There are two types of problems in the code: firstly, there are trivialities, such as the lack of readonly, the absence of the IDisposable interface, the use of interfaces instead of events to implement the observer, the manual manipulation of threads when there are asynchronous operations from the first version of the .NET Framework and the absence of exception handling.

But most importantly, this code is an example of poor design. The responsibilities of the classes SocketServer , ServiceRunner and the heirs of SocketService are blurred and not clear.

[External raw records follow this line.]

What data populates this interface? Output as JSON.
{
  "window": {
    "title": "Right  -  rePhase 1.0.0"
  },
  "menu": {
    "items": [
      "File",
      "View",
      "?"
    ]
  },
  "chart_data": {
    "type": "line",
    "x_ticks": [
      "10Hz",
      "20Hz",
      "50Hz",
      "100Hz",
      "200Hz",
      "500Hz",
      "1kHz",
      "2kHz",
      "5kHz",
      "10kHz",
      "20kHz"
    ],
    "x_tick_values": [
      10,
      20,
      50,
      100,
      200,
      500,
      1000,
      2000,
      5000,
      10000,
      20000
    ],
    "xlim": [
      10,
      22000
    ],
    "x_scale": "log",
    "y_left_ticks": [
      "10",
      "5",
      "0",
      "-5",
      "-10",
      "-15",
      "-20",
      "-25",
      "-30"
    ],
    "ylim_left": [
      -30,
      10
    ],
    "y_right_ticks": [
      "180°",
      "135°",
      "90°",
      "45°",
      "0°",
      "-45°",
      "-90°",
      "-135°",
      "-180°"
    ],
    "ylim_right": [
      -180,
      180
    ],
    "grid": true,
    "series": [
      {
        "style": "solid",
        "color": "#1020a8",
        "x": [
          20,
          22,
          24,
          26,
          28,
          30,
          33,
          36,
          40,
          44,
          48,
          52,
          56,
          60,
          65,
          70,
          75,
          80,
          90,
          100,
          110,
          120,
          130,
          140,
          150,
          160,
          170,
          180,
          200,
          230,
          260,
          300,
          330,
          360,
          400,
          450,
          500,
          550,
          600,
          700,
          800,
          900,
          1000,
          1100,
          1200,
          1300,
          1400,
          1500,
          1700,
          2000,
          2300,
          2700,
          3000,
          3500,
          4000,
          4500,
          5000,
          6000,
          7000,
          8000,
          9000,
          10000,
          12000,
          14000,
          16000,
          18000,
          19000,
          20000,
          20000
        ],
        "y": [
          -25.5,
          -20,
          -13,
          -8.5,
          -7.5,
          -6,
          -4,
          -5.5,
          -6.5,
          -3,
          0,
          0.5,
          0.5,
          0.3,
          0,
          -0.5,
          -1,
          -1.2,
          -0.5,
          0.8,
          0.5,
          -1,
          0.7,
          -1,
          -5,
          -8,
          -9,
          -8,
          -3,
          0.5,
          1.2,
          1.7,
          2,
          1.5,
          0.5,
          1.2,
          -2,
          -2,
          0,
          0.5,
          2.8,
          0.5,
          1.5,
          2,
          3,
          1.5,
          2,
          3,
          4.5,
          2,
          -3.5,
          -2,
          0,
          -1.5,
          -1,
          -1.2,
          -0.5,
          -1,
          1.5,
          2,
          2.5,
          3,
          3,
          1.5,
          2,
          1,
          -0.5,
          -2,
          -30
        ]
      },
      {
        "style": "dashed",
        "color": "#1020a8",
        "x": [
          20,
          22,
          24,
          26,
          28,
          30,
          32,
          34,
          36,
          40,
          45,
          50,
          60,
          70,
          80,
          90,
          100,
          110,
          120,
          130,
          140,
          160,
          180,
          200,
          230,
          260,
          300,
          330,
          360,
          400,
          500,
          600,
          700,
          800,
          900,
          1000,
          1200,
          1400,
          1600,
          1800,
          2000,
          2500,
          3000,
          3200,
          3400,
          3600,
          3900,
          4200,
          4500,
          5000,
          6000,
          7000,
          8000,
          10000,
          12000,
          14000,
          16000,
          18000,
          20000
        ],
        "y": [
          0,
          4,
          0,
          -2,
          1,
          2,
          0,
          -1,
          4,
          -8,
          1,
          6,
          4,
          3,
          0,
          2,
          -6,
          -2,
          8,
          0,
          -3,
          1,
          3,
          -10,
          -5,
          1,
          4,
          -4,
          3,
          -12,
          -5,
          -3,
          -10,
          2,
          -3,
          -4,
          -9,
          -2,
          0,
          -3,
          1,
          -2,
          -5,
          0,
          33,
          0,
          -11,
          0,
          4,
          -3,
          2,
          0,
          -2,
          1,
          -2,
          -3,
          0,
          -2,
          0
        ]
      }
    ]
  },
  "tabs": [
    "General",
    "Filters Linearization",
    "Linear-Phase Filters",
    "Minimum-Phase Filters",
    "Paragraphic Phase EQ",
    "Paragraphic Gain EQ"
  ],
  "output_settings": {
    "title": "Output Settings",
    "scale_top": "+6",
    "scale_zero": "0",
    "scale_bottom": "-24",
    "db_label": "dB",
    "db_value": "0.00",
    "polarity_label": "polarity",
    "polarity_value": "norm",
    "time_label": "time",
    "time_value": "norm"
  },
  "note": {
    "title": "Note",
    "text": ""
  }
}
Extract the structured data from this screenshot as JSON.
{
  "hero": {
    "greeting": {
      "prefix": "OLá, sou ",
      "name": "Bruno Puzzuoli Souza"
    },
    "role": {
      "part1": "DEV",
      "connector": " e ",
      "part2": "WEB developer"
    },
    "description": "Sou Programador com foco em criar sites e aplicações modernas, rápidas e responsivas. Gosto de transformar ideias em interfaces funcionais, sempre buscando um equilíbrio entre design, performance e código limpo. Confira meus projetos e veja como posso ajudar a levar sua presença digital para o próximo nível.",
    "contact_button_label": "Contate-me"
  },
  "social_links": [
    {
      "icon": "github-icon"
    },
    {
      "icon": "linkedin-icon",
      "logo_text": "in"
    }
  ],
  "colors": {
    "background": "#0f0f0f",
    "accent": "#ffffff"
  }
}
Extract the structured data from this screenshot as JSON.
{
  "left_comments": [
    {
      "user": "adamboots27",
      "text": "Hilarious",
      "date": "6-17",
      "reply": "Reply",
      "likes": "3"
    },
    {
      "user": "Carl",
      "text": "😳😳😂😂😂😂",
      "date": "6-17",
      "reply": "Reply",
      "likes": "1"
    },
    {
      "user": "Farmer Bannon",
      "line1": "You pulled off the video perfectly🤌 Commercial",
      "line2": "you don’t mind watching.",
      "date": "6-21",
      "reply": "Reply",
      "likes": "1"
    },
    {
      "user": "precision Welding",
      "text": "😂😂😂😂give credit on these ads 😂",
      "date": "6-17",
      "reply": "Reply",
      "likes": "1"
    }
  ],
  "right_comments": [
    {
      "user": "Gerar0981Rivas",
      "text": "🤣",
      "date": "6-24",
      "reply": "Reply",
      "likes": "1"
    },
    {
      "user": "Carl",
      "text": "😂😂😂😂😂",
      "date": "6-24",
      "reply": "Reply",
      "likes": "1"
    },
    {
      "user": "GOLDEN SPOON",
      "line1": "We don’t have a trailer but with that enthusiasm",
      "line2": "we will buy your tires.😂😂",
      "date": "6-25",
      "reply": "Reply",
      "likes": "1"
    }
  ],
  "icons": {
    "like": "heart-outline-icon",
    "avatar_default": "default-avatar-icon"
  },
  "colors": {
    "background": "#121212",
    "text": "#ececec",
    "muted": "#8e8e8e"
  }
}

For example, we have a class that implements the SocketService interface. What can be done in the Serve (Socket s ) method? Somehow he says that this method is called in another thread? Not. How can he know that the parent socket is closed and he also needs to interrupt the execution of his operations? And how to understand, is it possible to call blocking methods of type Receive in this method, or do you need to twist your own infinite loop?

It can be seen that if it is impossible to write tests to the code, then the resulting design of the Martins will be terrible. This code does not effectively use the built-in capabilities of the .NET Framework, but the funny thing is that it just does not work! Look at the Close method, running there is set to false , and then thread .Interrupt () is called, which will not lead to anything, since the current server thread now hangs waiting for a new connection in the serverSocket .AcceptSocket () method. A similar problem will occur with all client sockets if they call s .Receive () in the Server method: this whole city cannot be closed.

Treemap

The full code can be found here .

 internal class TreeMapNode { private static readonly int LESS = 0; private static readonly int GREATER = 1; private IComparable key; private object value; private TreeMapNode[] nodes = new TreeMapNode[2]; private int SelectSubNode(IComparable key) { return (key.CompareTo(this.key) < 0) ? LESS : GREATER; } } 


Everything is not so fatal here, but the use of java-style constants, the lack of the readonly keyword for key and nodes fields, and the unsuccessful names of constants: LESS and GREATER , which in fact determine the subtree index, are striking.

Conclusion




Someone asked me why I rated this book on goodreads.com at 2 points. Well, in that case I have another question: is it really worth putting more?

I am very frightened that this book is almost a classic, although it contains a set of questionable principles, with questionable rules about when to follow them and when not. In the book, a vague description of patterns that are not tied to the principles described earlier. In the book, two buckets of slapstick that tests are driven by the example of fragile tests and code with a bunch of errors that would not exist if the design of the class had been thought at least a little in advance. The book is aimed at C # programmers, but even by the standards of 2006, the code in it is no good.

I am afraid that this book can lead to serious manifestations of the cult of cargo , if it is read by an inexperienced developer, and she really does not give anything to the experienced. So it turns out that the main advantage of this book is that it allows you to adequately participate in trolling about SOLID and other principles, but no more.